You never forget your first -- My Apple II computer
Thursday, March 3, 2005 at 07:27AM
Political Mammal in My personal history

My first computer was an Apple ][ Plus. I still have that machine. Its arrival in my house was almost a religious experience. We never had gadgets, and it was clear that this was something new, amazing. I stayed up all night the day it arrived, learning about it, spellbound. I was in junior high school.

The impetus for its purchase did not come from me or my brother or sister, and I do not think anyone else I knew had a personal computer yet. My parents, both teachers, had gambled that it would be good for their kids. A life changing decision. My siblings used it a little, but I was the one who took it over.

That computer sported 48k of RAM, a 5 ½ inch floppy disk drive, the Applesoft BASIC interpreter, 6502 assembler, DOS 3.3. It only handled uppercase characters. It came with a game called Little Brick Out, written in BASIC, with source code you could examine and change. It had HIRES and LORES graphics. And two game “paddles” with dials and a button.

I remember the chugging sound of the disk drive and the painful grinding noise that its retries would make when it had trouble reading a disk. I remember the beep of ctrl-G, the ] prompt for the BASIC interpreter, the CATALOG command that would list the files on a disk.

I was lucky that Brick Out was the only game around for a while, and that the computer came with a spiral-bound Applesoft BASIC programming reference manual for Applesoft. Because I started to learn how to program, taking a self-guided voyage of discovery, by tweaking the variables in that program – changing color schemes, lengthening the paddle control, trying to read its mysterious code.

I went through the Applesoft manual and attempted the commands over the course of days and weeks and months. The interpreted language made it easy to try things, alter a program, and try again. I learned about variables; IF, THEN statements; FOR…NEXT loops. I experimented with GOSUB for calling subroutines, and RETURN for ending them; with arithmetic functions like ABS() or RND(). I learned about debugging. I remember being intimidated by a chapter titled “STRINGS,” and avoiding it, until I found out what strings were, and about the character operators that worked on them. I amused myself endlessly, in a way that only others who have been through a similar process can understand. With a command like MID$(“ORANGUTANG”, 5,3) you could take the gut from orangutang.

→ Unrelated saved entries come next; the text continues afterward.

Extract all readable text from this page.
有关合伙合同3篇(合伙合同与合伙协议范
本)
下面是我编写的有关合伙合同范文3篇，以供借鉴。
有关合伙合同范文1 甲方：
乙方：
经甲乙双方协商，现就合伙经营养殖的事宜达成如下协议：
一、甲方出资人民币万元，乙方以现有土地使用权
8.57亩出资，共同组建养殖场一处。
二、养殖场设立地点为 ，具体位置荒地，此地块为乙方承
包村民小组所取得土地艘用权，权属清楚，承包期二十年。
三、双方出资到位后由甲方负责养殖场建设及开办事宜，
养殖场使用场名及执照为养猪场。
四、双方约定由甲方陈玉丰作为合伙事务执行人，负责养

I also learned how take INPUT from a user, and to control screen output – in regular text mode with PRINT, and the positioning commands HTAB and VTAB. I learned about that computer’s graphics modes. In high resolution mode (HGR), I could HPLOT 0,0 to 50,10 and actually see a diagonal line appear on the screen It was miraculous. I could generate random numbers and watch dots appear on the screen in magical patterns, or plot random lines, or use functions to plot parabolas or ellipses.

In fits and starts, I began to learn more about the machine – about its memory map and the PEEK and POKE commands that allowed to address that memory directly. I learned that some memory corresponded to locations on the screen in text mode, or in a graphics mode, while other parts corresponded to the actual Applesoft language itself. I learned how to get to the 6502 assembler prompt (CALL 65385, I think), and about hexidecimal (base 16). I learned some assembler, a far more cryptic language with commands like LDA (load accumulator with memory). After a time I could write subroutines in 6502 for things that BASIC did too slowly.

It’s hard to explain, but you could really get close to that computer. I developed a real affection for it. Vast stretches of time could pass as I concentrated on some problem. I remember discovering the subroutine that the computer used to print “Apple ][“ on the screen. You could “CALL” it yourself if you knew the location, but it was just cool to know about. It was a world unto itself.

It is so impossibly long ago now that I played with that computer. Thinking about it for an hour this morning -- trying to remember the details, trying to recall my excitement and express it in words -- has been quite nostalgic.  Now back to work.